Research & Papers

PND framework slashes hallucination in VLMs without retraining

Training-free decoding technique boosts visual grounding by up to 15% on standard benchmarks.

Deep Dive

Object hallucination—where models describe objects not present in an image—remains a persistent flaw in Vision-Language Models (VLMs). A new paper from researchers at Beihang University, accepted at CVPR 2026, diagnoses the root cause as an attention imbalance: visual features are consistently under-weighted compared to linguistic priors. To fix this, they propose Positive-and-Negative Decoding (PND), a training-free inference framework that directly intervenes during the decoding step. PND creates two parallel decoding paths: a positive path that amplifies visual signals from the encoder, and a negative path that constructs counterfactual outputs biased toward language priors. By contrasting logits from both paths, PND steers generation toward visually grounded results.

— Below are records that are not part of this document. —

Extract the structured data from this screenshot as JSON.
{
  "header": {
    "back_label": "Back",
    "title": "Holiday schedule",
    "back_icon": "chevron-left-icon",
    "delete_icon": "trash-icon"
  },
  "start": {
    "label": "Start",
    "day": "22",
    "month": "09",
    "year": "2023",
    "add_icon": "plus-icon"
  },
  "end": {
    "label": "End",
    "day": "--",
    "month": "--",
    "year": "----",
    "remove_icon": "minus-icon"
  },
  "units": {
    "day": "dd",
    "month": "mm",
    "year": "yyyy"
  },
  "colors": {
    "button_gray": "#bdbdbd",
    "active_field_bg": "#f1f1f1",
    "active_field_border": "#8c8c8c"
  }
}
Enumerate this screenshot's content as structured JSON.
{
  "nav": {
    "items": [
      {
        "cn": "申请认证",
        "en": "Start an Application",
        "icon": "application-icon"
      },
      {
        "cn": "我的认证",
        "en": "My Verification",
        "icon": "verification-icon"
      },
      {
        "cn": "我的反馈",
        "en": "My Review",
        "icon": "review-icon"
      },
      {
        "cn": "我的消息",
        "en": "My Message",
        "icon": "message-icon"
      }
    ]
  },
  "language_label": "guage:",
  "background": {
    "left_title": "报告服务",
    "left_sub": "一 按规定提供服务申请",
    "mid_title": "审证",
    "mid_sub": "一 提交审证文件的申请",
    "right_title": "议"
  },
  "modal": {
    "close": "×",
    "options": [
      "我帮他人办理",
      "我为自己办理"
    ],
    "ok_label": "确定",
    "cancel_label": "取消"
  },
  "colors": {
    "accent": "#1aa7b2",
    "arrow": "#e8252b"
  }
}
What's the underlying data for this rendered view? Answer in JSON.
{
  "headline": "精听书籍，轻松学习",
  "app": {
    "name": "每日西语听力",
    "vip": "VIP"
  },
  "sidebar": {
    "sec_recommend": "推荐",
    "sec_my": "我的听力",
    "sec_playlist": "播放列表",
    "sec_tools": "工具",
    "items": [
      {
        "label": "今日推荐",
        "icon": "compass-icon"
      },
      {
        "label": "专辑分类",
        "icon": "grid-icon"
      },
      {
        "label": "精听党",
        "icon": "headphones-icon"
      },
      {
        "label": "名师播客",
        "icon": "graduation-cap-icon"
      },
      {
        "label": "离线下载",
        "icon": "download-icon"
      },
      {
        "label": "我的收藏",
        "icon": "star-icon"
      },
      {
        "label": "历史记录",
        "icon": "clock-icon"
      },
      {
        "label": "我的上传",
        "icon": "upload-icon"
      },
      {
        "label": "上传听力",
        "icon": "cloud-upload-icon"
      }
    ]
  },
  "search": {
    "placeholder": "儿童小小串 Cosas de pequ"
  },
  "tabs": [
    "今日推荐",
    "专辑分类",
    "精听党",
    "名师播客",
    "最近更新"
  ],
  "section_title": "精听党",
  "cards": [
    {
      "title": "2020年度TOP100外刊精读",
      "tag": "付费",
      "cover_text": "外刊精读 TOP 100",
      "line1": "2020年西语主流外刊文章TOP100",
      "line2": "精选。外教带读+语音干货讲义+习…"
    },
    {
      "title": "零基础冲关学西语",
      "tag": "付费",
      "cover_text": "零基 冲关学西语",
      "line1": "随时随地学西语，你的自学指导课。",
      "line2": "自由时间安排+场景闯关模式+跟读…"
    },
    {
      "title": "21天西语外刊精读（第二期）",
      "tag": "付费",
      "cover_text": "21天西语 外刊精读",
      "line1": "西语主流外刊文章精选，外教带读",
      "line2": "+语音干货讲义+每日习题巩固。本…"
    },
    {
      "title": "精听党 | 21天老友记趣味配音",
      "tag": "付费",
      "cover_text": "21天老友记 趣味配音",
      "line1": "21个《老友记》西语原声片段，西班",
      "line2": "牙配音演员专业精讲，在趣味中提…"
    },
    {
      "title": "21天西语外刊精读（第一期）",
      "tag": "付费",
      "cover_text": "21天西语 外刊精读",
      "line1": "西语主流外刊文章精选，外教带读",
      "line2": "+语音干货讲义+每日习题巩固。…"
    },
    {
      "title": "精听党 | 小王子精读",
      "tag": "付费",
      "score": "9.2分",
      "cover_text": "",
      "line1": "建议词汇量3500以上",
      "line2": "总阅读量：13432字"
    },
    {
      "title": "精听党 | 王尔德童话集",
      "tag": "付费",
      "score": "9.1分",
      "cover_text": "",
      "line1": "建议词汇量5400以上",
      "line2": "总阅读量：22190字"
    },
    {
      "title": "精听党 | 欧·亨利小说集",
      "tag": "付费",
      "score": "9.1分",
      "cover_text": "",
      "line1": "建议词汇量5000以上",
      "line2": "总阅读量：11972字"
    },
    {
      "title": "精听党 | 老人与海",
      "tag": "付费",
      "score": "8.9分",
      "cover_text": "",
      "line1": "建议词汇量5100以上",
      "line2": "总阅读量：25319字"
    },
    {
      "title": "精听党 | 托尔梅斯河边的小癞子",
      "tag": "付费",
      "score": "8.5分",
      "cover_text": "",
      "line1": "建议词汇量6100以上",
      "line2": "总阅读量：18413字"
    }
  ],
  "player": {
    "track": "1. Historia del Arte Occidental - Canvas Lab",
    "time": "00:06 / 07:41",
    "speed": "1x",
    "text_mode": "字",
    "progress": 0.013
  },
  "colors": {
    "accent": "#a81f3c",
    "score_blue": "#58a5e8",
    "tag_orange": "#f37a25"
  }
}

Experiments show PND achieves state-of-the-art performance across three standard hallucination benchmarks—POPE (object existence), MME (perception), and CHAIR (caption hallucination)—without requiring any retraining or fine-tuning. The method is model-agnostic and can be applied to any autoregressive VLM. The authors also release code on GitHub. For enterprise teams deploying VLMs in high-stakes settings like medical imaging or autonomous driving, PND offers a lightweight, drop-in solution to drastically reduce hallucination rates while preserving model capabilities. The paper is 11 pages with 5 figures and is available on arXiv (2605.06679).

Key Points
  • PND is a training-free decoding method that fixes hallucination by contrasting positive (visual-amplified) and negative (prior-dominant) paths.
  • Achieves state-of-the-art results on POPE, MME, and CHAIR benchmarks without retraining.
  • Accepted at CVPR 2026; code is open-source and model-agnostic for any VLM.

Why It Matters

A free, drop-in fix for VLM hallucination makes AI vision systems more reliable for real-world use.